Kris Peeters (CD&V), der Ministerpräsident des belgischen Bundeslandes Flandern, sagte in einem Gespräch mit der flämischen Tageszeitung De Standaard, dass König Filip die Realität der sechsten belgischen Staatsreform anerkennen müsse und dem entsprechend Länder und Regionen wertschätzen solle.

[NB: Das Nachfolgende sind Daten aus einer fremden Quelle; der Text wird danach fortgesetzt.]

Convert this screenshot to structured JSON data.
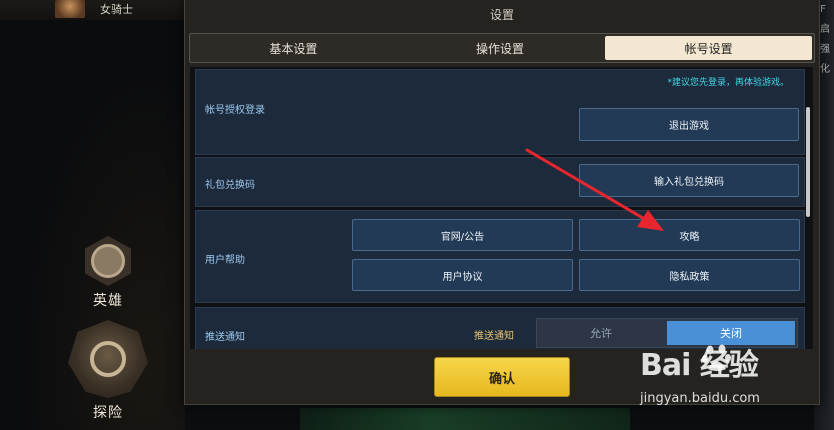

Am 21. Juli, dem belgischen Nationalfeiertag, wird Kronprinz Filip als siebter König von Belgien vereidigt. Im Vorfeld hat Flanderns Landeschef Peeters eine Empfehlung ausgesprochen, die unmissverständlicher nicht sein kann.

„Der König muss mit der Realität Rechnung tragen. Flandern ist der größte Teilstaat und der wirtschaftliche Motor Belgiens. Nach der Ausführung der sechsten Staatsreform liegt der Schwerpunkt mehr denn je bei den Teilstaaten. Der wäre nicht weise, wenn er dies nicht anerkennen und nach seinem Wert schätzen würde.“

Nach Ansicht des flämischen Ministerpräsidenten muss der König ein Interesse daran haben, regelmäßig mit Ländern und Regionen in Kontakt zu stehen und diese „mit dem nötigen Respekt behandeln.“ König Albert II. habe stets ein großes Interesse gegenüber Flandern gezeigt, so Peeters im Gespräch mit der Samstagsausgabe von De Standaard.